Поистине всё в родном городе — главные улицы и гнилые тупики, подземные склады и зелёные бульвары, парадные фасады и глухие стены, закрытые окна и безымянные самоубийцы — было нашпиговано тайнами. И едва ли не каждый житель опасался, что «скелет в шкафу» рано или поздно вывалится с грохотом и скрежетом, только тронь дверцу. У каждого были своё подполье, своя особая территория риска, своя зона опасности, которые цепко держали человека на игле страха и зависимости. Со своей страшной, убийственной тайной жил и самый близкий тогда друг Кирилл Симонян. Его отец, богатый купец, спасаясь от ГПУ, вынужден был оставить семью и пешком перейти персидскую границу. Жена, сын и дочь, стиснув зубы, всю жизнь скрывали, что Симонян-старший жив и находится в Иране. Разумеется, они не писали ему и от него не получали писем, не поддерживали никаких отношений.
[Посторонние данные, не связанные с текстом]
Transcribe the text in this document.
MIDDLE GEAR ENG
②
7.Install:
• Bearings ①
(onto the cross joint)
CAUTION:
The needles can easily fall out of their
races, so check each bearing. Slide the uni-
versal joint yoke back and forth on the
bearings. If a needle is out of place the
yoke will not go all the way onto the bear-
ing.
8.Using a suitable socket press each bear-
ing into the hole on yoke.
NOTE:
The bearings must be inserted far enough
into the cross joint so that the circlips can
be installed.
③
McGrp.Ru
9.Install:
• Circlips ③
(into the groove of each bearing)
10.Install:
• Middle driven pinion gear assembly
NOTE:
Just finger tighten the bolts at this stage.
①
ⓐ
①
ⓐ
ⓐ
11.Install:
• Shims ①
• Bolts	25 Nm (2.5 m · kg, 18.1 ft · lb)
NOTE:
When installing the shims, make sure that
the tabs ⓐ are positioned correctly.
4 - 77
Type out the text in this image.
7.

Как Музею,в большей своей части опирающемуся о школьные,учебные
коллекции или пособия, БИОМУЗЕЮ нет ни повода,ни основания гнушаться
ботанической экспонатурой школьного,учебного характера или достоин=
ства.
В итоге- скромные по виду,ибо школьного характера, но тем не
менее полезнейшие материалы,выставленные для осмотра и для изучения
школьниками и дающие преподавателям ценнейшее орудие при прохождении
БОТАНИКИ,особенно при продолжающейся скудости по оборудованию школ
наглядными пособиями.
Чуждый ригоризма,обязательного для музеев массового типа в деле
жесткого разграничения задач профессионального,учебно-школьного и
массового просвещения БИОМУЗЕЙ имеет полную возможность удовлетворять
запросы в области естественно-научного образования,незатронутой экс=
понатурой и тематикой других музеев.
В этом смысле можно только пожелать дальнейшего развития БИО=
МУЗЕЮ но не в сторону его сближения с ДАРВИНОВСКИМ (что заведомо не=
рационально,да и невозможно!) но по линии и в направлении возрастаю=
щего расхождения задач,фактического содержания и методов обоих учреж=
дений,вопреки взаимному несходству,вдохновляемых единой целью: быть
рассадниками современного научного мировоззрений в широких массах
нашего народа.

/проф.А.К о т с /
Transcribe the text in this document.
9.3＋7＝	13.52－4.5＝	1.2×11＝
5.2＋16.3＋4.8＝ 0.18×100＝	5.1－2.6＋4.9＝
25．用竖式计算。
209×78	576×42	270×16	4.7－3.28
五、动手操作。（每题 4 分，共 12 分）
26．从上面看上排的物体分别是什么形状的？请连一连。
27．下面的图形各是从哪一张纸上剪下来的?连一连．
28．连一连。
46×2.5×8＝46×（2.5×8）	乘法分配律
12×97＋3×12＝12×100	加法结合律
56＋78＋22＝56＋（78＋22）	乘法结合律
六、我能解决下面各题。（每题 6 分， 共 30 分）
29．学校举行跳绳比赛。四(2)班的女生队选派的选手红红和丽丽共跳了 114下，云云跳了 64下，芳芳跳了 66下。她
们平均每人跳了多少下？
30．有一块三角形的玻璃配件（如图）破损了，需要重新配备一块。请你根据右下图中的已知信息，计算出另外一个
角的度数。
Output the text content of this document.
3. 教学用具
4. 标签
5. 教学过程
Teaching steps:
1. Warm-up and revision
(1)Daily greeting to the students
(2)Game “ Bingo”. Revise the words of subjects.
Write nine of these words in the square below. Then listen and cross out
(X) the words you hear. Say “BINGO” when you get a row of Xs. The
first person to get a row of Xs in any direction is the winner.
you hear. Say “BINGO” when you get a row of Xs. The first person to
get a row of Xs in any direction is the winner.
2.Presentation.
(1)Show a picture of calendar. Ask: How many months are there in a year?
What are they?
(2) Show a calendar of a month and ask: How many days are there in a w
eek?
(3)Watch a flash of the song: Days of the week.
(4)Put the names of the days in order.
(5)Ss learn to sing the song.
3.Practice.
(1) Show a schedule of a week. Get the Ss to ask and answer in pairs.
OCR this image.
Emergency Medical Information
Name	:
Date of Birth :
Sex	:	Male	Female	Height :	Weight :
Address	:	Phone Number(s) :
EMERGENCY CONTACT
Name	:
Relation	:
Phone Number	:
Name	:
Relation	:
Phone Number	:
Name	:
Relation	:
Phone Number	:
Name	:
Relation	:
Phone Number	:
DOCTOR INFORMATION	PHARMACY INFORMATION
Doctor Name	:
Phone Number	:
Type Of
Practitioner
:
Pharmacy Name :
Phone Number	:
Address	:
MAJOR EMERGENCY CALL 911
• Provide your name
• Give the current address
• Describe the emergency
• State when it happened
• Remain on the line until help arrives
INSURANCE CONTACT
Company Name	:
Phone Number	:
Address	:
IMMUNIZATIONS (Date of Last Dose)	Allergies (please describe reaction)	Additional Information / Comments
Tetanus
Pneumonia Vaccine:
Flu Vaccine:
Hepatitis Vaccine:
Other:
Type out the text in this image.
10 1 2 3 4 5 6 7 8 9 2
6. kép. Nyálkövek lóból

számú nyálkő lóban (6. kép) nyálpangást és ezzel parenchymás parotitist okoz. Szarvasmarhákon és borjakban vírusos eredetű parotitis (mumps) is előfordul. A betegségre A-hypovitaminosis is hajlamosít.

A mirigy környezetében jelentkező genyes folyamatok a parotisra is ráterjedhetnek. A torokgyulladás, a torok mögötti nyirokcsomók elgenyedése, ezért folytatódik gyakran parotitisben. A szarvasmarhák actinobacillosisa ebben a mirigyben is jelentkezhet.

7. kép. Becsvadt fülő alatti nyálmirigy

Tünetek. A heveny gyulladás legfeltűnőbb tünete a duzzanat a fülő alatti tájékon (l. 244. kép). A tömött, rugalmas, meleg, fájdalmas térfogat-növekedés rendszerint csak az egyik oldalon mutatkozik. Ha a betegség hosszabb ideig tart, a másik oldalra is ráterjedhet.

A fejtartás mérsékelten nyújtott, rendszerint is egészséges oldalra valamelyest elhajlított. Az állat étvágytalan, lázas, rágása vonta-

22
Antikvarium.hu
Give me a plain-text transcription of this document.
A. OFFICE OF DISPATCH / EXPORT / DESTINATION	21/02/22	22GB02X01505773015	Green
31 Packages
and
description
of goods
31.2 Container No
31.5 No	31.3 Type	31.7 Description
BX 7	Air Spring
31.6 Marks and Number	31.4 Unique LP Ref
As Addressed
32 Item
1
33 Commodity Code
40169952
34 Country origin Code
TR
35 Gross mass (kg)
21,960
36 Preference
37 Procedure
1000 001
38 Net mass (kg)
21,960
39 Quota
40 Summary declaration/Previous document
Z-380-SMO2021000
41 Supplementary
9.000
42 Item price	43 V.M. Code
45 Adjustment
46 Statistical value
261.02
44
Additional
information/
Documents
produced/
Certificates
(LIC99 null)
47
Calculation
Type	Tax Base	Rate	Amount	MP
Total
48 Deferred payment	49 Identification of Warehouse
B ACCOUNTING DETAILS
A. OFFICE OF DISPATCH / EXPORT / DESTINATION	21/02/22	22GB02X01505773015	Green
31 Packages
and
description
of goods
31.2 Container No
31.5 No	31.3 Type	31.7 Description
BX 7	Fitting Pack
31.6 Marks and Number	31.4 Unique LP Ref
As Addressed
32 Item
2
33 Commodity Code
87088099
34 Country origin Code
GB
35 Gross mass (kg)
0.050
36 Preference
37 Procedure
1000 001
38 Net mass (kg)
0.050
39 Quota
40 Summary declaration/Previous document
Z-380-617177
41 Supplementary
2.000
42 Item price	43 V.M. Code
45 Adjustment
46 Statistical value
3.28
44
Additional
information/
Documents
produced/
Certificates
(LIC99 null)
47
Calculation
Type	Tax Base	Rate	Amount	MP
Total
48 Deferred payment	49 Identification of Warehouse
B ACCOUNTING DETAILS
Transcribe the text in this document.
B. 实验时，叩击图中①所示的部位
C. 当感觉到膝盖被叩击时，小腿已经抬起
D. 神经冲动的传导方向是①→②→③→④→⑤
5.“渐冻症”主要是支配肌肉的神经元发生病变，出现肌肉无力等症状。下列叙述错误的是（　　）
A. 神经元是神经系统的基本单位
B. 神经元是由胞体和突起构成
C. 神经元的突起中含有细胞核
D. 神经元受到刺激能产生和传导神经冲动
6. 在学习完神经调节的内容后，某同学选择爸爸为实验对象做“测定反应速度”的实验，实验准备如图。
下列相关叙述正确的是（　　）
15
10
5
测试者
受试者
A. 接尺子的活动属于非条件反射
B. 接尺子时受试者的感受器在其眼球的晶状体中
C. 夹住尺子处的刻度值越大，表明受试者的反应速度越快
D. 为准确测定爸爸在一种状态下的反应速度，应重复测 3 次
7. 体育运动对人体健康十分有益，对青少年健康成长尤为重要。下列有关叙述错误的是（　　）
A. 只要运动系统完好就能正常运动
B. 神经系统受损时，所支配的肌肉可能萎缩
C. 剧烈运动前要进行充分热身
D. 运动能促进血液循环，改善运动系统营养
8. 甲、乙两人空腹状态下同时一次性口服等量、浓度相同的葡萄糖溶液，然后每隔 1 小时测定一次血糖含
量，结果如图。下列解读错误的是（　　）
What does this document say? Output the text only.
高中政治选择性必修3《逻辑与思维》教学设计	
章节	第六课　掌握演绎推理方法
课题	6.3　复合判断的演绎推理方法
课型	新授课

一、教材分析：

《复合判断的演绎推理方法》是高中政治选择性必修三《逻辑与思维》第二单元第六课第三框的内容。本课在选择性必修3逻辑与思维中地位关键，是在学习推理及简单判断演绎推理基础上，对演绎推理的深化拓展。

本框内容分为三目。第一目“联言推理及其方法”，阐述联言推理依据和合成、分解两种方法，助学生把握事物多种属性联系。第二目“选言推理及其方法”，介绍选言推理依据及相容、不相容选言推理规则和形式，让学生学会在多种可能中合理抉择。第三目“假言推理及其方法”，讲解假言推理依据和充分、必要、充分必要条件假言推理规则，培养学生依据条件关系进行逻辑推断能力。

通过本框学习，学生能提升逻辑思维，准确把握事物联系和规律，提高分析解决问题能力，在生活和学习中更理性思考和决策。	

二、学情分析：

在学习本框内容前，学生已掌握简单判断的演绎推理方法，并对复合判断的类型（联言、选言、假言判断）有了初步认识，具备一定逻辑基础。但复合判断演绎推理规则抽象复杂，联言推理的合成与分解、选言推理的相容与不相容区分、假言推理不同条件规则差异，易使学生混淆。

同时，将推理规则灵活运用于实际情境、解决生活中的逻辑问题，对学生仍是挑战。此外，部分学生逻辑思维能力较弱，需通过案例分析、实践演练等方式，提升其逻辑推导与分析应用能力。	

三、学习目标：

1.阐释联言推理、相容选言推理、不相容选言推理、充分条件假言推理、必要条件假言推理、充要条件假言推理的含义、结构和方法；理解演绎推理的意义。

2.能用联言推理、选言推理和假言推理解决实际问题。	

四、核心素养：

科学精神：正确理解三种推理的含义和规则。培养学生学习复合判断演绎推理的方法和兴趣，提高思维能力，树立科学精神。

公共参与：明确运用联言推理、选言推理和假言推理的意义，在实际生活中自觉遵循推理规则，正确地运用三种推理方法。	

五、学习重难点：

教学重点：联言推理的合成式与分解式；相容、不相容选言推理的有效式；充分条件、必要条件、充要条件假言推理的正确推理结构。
«В то враждебное время я жил в Ростове-на-Дону как на чужбине», — напишет Солженицын лет сорок спустя, и это станет поучительной поправкой к понятию «патриотизм»: и в том смысле, что «время — тоже родина», и в отношении к родине «малой» и к упоминанию родины «большой». Ведь слово «Россия» (как и слово «офицер»), употреблённое без ругательных эпитетов «старая», «царская», «проклятая», вплоть до Великой Отечественной войны считалось махровой контрреволюцией. «До 1934 сам термин “патриот” считался в России преступным. Всё русское постоянно подвергалось презрению в выступлениях, в прессе. Эта официальная ненависть к России кажется и теперь чем-то невероятным. Однако она существовала. Поворот произошел в 1934, неожиданно, по тактическим соображениям» («Архипелаг ГУЛАГ»).
«Сколько я знал и помнил, самое страшное — это соцпроисхождение. Десять и пятнадцать лет советской власти его одногобыло достаточно для уничтожения любого человека и целых масс. (И по сегодня из ленинских и других томов не изъяты прямые распоряжения подобного рода). И этоготроим из нас надо было бояться более всего: мне из-за моего богатого деда, тебе (Симоняну. — Л. С.) — из-за богатого отца (да ещё живого и за границей, а ну, как это звучало тогда?), Наташе (Решетовской. — Л. С.) — из-за отца, казачьего офицера, ушедшего с белыми». В секретных досье 1970-х это обстоятельство тоже было взято на заметку. «Жена Солженицына — Решетовская Наталья Алексеевна, 1919 года рождения, урож. гор. Новочеркасска, русская, беспартийная, с которой он зарегистрировал брак в 1940 году... В анкетах она указывает, что её отец Решетовский Алексей Николаевич, 1988 года рождения, до революции занимался литературной деятельностью, умер в 1919 году. Её мать — Решетовская Мария Константиновна, 1890 года рождения, по профессии учительница. По оперативным данным, отец Решетовской — казачий сотник из Новочеркасска, погиб во время гражданской войны при обстоятельствах, которые Решетовские скрывают». Оперативный источник — не кто иной, как Ржезач, написавший, что отец Решетовской был казачьим есаулом. «Мама говорила, — возмущалась лжецом Ржезачем Решетовская, — что отец мой был всего лишь прапорщиком. Но отец-есаул — это уже почти криминал».